Generell mag ein Übernahme-Offert im mehrstelligen Milliardenbereich medial oft spektakulär wirken. Die Zustimmung der Alt-Aktionäre des zu übernehmenden Betriebes wird oft teuer erkauft. So ist ein Angebot von bis zu 40 Prozent Aufschlag/Aktie im Vergleich zur vorangegangenen Börsennotiz keine Seltenheit. Zweifel der Alteigentümer hinsichtlich der wirtschaftlichen Sinnhaftigkeit werden mit dem Lockruf des schnellen Geldes rasch ausgehebelt. Dieses Triebverhalten ist zyklisch immer wieder in Börsenphasen (meist alle sieben bis zehn Jahre) zu be-obachten. Angespornt werden die Akteure sowohl durch Rahmenbedingungen (derzeitige Niedrigzins-Phase, teilweise hohe Bargeldbestände) als auch den gleichzeitigen Druck des Finanzmarktes (Fonds, Beteiligungsunternehmen), Handlungsfähigkeit zu signalisieren. Nicht selten beeinflussen Eitelkeiten (medial präsent zu sein) und ein Geltungsdrang verantwortlicher Vorstände den Verhandlungseifer.

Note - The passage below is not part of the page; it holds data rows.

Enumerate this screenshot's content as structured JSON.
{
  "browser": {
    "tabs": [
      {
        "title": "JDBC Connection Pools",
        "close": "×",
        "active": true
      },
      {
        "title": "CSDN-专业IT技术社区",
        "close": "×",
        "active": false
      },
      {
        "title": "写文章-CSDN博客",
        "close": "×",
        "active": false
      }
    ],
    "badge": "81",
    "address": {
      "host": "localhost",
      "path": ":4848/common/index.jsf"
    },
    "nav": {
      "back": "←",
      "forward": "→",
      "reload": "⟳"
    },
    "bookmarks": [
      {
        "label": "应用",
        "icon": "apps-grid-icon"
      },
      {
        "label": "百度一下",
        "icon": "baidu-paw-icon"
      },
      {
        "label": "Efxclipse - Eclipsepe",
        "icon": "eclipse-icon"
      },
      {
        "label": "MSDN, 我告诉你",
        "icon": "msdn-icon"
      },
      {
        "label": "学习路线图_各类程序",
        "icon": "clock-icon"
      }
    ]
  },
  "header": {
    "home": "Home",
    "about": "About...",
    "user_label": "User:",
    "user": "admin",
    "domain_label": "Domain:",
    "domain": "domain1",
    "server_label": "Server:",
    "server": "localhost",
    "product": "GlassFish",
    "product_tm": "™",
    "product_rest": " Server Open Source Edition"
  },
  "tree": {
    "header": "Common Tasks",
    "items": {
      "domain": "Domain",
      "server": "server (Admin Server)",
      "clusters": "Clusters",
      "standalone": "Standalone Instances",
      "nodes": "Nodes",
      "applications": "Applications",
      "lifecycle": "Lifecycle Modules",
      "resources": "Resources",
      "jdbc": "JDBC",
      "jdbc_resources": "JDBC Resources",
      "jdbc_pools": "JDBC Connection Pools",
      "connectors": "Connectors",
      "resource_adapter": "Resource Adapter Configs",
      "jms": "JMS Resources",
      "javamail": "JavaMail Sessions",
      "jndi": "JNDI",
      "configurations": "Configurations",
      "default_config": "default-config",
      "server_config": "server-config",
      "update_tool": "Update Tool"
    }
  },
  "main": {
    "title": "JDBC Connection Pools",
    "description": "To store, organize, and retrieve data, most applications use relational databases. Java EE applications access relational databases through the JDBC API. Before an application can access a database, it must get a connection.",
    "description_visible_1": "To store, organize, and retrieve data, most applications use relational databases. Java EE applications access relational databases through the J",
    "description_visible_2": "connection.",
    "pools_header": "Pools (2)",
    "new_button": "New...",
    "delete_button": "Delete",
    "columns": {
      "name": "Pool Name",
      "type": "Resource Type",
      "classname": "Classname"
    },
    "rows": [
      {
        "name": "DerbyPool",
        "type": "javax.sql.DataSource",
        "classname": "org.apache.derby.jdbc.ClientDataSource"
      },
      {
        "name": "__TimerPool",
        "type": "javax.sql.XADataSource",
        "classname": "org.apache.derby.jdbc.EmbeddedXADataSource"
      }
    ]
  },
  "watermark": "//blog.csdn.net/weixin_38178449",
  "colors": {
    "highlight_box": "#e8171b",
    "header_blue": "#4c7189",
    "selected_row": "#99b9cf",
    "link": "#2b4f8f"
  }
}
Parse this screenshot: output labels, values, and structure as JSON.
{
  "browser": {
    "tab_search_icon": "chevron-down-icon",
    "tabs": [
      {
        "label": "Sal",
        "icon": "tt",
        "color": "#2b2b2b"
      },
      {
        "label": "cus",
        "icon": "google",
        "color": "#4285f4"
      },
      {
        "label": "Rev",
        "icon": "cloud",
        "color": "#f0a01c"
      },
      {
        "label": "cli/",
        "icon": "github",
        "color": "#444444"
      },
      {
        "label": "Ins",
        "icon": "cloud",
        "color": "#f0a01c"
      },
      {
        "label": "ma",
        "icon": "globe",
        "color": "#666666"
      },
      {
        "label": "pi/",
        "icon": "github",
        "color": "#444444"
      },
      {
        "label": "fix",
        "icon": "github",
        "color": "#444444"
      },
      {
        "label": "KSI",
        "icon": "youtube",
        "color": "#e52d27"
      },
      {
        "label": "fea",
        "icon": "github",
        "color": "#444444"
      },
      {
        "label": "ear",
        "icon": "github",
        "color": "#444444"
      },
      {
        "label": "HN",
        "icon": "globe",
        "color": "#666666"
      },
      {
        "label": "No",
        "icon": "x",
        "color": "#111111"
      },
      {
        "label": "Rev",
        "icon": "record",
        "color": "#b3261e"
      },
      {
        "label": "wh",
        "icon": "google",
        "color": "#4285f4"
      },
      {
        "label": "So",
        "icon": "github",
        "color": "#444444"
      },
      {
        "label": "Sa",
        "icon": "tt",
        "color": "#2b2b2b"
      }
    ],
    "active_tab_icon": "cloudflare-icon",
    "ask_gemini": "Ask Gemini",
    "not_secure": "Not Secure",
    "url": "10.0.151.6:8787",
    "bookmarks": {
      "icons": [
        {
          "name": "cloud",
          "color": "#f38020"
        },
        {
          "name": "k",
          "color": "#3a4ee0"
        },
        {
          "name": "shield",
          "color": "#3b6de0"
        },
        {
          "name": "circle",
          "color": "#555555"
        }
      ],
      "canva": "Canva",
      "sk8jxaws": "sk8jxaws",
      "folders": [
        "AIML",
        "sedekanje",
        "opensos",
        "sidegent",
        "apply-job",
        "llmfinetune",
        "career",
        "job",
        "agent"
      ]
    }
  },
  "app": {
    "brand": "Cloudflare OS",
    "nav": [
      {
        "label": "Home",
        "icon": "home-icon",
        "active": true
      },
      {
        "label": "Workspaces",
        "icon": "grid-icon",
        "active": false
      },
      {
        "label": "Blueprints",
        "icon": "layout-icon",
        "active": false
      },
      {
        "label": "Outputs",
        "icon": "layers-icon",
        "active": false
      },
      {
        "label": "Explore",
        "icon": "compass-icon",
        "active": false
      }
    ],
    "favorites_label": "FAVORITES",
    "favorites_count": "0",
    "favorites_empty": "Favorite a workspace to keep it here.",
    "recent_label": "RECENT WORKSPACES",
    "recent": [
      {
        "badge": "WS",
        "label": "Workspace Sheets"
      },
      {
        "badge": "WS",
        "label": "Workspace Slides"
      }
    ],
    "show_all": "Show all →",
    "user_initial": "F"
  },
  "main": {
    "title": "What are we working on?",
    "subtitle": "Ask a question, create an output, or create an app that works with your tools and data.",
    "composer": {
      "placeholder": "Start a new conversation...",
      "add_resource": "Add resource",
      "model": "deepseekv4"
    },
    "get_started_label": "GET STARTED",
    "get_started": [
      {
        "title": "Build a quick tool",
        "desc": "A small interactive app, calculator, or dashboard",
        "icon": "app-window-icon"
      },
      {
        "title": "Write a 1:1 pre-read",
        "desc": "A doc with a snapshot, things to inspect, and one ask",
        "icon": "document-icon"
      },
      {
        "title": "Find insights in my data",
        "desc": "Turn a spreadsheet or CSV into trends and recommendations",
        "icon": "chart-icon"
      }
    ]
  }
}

Hinzu gesellt sich ein psychologisches, emotionales Lemminge-Verhalten „nun können wir es riskieren, ist das Ergebnis langfristig bescheiden, fällt es im Wulst der Geschehnisse nicht auf“.

Die versprochenen Synergieeffekte im Vorfeld der Fusionen erweisen sich Jahre später meist als zu rosig dargestellt und kaum messbar. Viele Einheiten der verschmolzenen Unternehmen bestehen außerdem nicht mehr eigenständig. Konnten Kosten equivalent zur Marktstärke wirklich gesenkt werden? Ergänzten sich die Produktlinien wirklich? Sind Doppelgleisigkeiten ohne Bruchstellen zusammengeführt worden? Ebenso haben Querulantentum aufgrund verschiedener Unternehmenskulturen und Ängste der persönlichen Wegrationalisierung oft zu einer Entwicklungslähmung von ganzen Geschäftseinheiten geführt (Alcatel-Lucent Technologies). Nicht Börsen-notierte, Eigentümer-geführte Pharma-Großunternehmen wie Boehringer-Ingelheim verfolgten ebenso ein kontinuierliches Wachstum, ohne sich einer zeitgeistigen Gefahr auszusetzen, vom Finanzmarkt getrieben zu werden.